Arterial Interventions and Peripheral Arterial Disease (PAD)
Timothy Carlon, MD, MBA (he/him/his)
Resident
Icahn School of Medicine At Mount Sinai
Disclosure(s): No financial relationships to disclose
Daryl Goldman, MD
Resident
Icahn School of Medicine at Mount Sinai
Ricki A. Gottlieb, MD
Resident
Icahn School of Medicine at Mount Sinai
Jennifer M. Watchmaker, MD, PhD
Resident Physician
Mount Sinai Hospital
David Mendelson, MD
Professor of Radiology
Icahn School of Medicine at Mount Sinai
Robert A. Lookstein, MD
Executive Vice Chair; Diagnostic, Molecular, and Interventional Radiology
Icahn School of Medicine at Mount Sinai
All CT pulmonary angiograms between January and August 2022 were triaged using an AI-based automated PERT activation algorithm (AIDoc, Tel-Aviv, Israel). AI PERT activation was based on the location of clot (central vs. peripheral) and CT evidence of right ventricular strain (RV to LV ratio greater than 1.0). A retrospective review was conducted of all institutional PERT activations over the same period. PERT decisions including patient transfers within the health system and use of advanced interventions were recorded. Performance characteristics of the AI algorithm for identifying true PERT activations, patients requiring transfer, and patients requiring intervention were calculated.

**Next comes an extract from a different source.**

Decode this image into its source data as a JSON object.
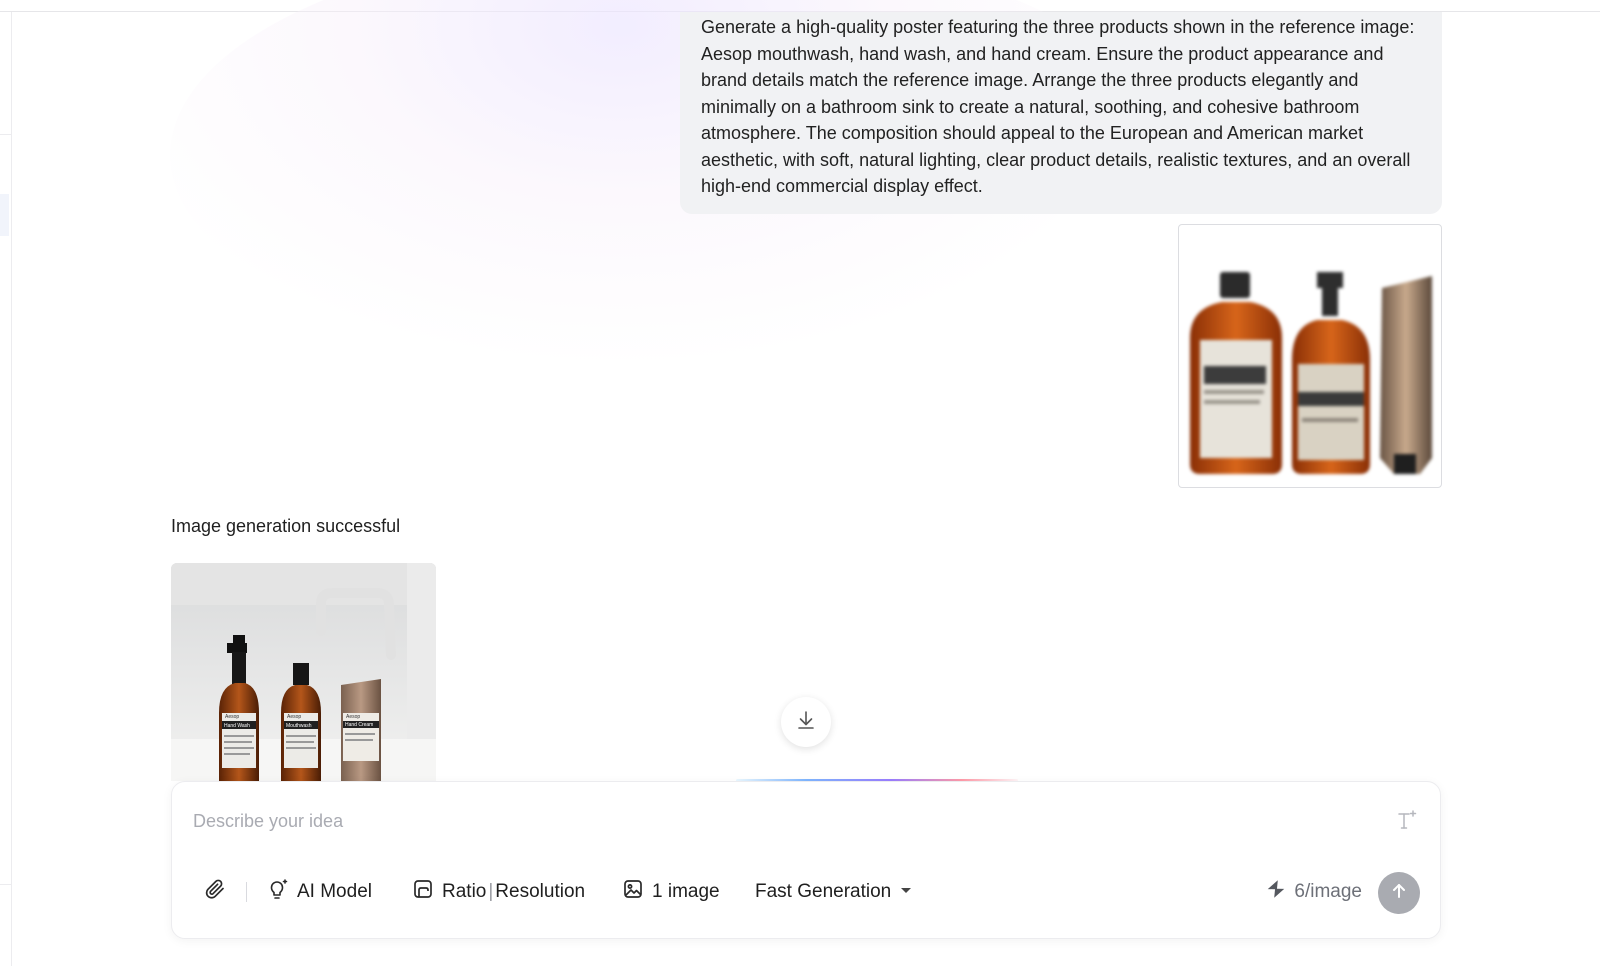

Results: Pulmonary embolism was identified on 954 CT pulmonary angiograms, and the AI algorithm sent an automated PERT notification on 155 (16.2%) of these. The institutional PERT was formally activated for 121 patients, of whom 38 underwent at least one intervention beyond anticoagulation alone (3 systemic thrombolysis, 4 surgical thrombectomy, 6 catheter-directed thrombolysis, 19 percutaneous thrombectomy, 15 inferior vena cava filter, 2 ECMO). Thirty-two patients who initially presented to satellite facilities were transferred to a hospital with both endovascular and open cardiothoracic surgery capabilities. The sensitivity and specificity of the AI algorithm for identifying true PERT activations were 62.8% and 90.5% respectively. Among patients requiring transfer for possible intervention, sensitivity was 84.4% and specificity 88.1%. Among patients who underwent any intervention, sensitivity was 78.9% and specificity 86.4%. When catheter-directed intervention is considered separately, sensitivity and specificity were 95.8% and 85.8% respectively.
Conclusion:
Our system’s initial experience demonstrates high sensitivity and specificity of the AI algorithm in identifying candidates for endovascular pulmonary embolism intervention despite poor correlation with PERT activations overall. Ongoing research will further assess the clinical benefits and optimal uses for this technology.